Yes. The red kidney beans.
You might think it is suspiciously well-organised for a young man to know what he’s going to be eating for dinner almost 24 hours in advance, but I say no! it’s practically brinkmanship.
You see, when I order my groceries online I usually have a ten-day cycle in mind and while I don’t eat my ten dinners in any particular order, the vegan chili is usually the last thing I decide to cook. I don’t know why but that’s the way it tends to go. And tonight, being Day 10, is chili night.
So you see, I am no Nostradamus, nor are my culinary habits regimented to the point of total predictability. That is, if you don’t count the unbreakable appointment with destiny that is eating a vegan chili every tenth evening.
Three-times-a-month Vegan Chili Boy, they’ll call me. This is mildly preferable to Mr. Tunafish.
Anyway, I knew that the only shops I’d be passing on my journey today would be around 11am when I’d be passing through trendy Finnieston. The rest of my day would be spent at home and on trains and on Concrete Island (the name I give to an office complex in a wasteland near the motorway where Nothing Shall Growe).
So I bought the can of Red Kidney Beans at 11am in full knowledge that I’d be walking around with them for the next seven or eight hours.
People kept giving me strange looks. “Hark,” their glance said, “at that man with his red kidney beans,” and “what’s a lad like that doing with a can of red kidney beans? This ain’t no Mexican chili cook-off. Unless it is of course. Is this a Mexican chili cook-off? I hope it is. But I bet it isn’t. My hopes are routinely dashed.”
At first I didn’t understand their problem. What is wrong with carrying a can of red kidney beans around. Is it so strange and improbable?
But after a while, it began to occur to me that in the sorts of places I was spending time today — a library, Concrete Island, some commuter trains — there could never be call for cans of red kidney beans. The can wasn’t stashed away in a grocery bag or anything, I was just carrying it around as if I had something in mind for them –something relatively imminent and, given the lack of cooking equipment in the vicinity, something out of the ordinary. Did they think I was going to crack it open and start eating the beans with my hands?

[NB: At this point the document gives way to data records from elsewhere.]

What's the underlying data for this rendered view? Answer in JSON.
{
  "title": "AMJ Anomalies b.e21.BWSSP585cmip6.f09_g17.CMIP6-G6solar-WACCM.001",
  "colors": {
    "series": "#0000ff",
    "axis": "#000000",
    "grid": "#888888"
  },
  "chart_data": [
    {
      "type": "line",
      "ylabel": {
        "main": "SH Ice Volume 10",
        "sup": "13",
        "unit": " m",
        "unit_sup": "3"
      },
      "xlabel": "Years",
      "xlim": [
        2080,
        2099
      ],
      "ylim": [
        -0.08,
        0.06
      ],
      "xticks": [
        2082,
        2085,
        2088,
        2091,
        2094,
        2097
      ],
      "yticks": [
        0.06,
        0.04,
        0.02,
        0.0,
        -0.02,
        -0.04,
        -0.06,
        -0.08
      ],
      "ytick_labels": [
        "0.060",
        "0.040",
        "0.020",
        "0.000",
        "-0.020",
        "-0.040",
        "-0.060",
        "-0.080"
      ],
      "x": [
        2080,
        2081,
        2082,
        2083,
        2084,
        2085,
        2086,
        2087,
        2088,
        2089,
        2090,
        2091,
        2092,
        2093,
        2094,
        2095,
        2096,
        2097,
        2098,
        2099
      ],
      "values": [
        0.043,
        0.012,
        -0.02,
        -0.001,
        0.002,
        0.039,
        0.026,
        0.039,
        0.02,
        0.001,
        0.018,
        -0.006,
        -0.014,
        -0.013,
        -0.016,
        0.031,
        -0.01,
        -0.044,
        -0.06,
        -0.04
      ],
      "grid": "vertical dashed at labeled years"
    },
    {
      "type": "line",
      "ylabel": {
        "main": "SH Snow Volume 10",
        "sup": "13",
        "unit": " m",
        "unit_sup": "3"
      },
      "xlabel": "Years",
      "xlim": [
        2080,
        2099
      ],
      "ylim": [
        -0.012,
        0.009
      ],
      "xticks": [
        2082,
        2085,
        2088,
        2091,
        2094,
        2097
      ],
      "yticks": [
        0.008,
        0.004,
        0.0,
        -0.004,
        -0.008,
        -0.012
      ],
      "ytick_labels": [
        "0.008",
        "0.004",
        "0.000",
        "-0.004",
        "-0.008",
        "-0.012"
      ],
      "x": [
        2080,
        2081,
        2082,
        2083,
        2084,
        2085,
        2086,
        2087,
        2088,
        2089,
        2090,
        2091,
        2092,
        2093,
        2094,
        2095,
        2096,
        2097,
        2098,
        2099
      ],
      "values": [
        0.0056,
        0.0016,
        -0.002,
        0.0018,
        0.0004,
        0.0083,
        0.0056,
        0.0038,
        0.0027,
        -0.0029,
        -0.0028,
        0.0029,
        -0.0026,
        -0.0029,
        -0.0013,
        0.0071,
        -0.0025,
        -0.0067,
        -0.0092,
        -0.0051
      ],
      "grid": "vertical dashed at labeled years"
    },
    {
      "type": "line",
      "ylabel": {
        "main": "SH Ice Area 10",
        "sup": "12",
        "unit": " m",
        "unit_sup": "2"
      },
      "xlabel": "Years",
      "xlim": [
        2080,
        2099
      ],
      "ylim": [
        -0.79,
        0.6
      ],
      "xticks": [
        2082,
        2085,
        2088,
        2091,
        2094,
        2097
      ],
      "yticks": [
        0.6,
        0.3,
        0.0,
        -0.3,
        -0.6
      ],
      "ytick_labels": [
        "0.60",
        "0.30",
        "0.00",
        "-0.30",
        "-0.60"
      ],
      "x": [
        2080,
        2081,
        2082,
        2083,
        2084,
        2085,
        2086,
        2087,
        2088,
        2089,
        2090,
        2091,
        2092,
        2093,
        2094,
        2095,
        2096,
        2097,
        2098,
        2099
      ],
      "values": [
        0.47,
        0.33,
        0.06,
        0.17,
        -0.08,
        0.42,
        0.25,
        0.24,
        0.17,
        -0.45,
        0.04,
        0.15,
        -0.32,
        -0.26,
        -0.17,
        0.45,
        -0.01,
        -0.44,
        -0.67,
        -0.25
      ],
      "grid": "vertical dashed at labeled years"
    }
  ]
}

I was also wearing a three-piece suit as usual, which admittedly isn’t the typical outfit of someone who is about to do anything reasonable with a can of red kidney beans. They probably wondered if the can of red kidney beans were my pet or something. Maybe they thought that the can of beans was my friend.
I began to feel a bit silly.
“I see you’ve noticed my beans,” I began say to people when they gave me a particularly funny look, and then I would find myself going into a defensive ramble about the workings of my ten-day grocery cycle and how I wouldn’t be going near any shops today aside from the ones I’d be passing around 11am and that I had little choice but to carry them around all day.
But then people really started giving me even stranger looks, as if I were some sort of kidney bean pervert.
Eventually, I decided to embrace the eccentricity that apparently comes with innocently carrying around a can of red kidney beans all day long by getting in before people had a chance to find it strange. “I don’t think you’ve noticed my red kidney beans,” I said to a passerby, “What do you think?”
“Thank for seeing me today,” I said to someone I’d been meeting, “I’d like to introduce my can of red kidney beans.”
I am home now and thinking about preparing that chili. It feels a shame to eat them now really. Maybe I’ll take my beans out to a restaurant.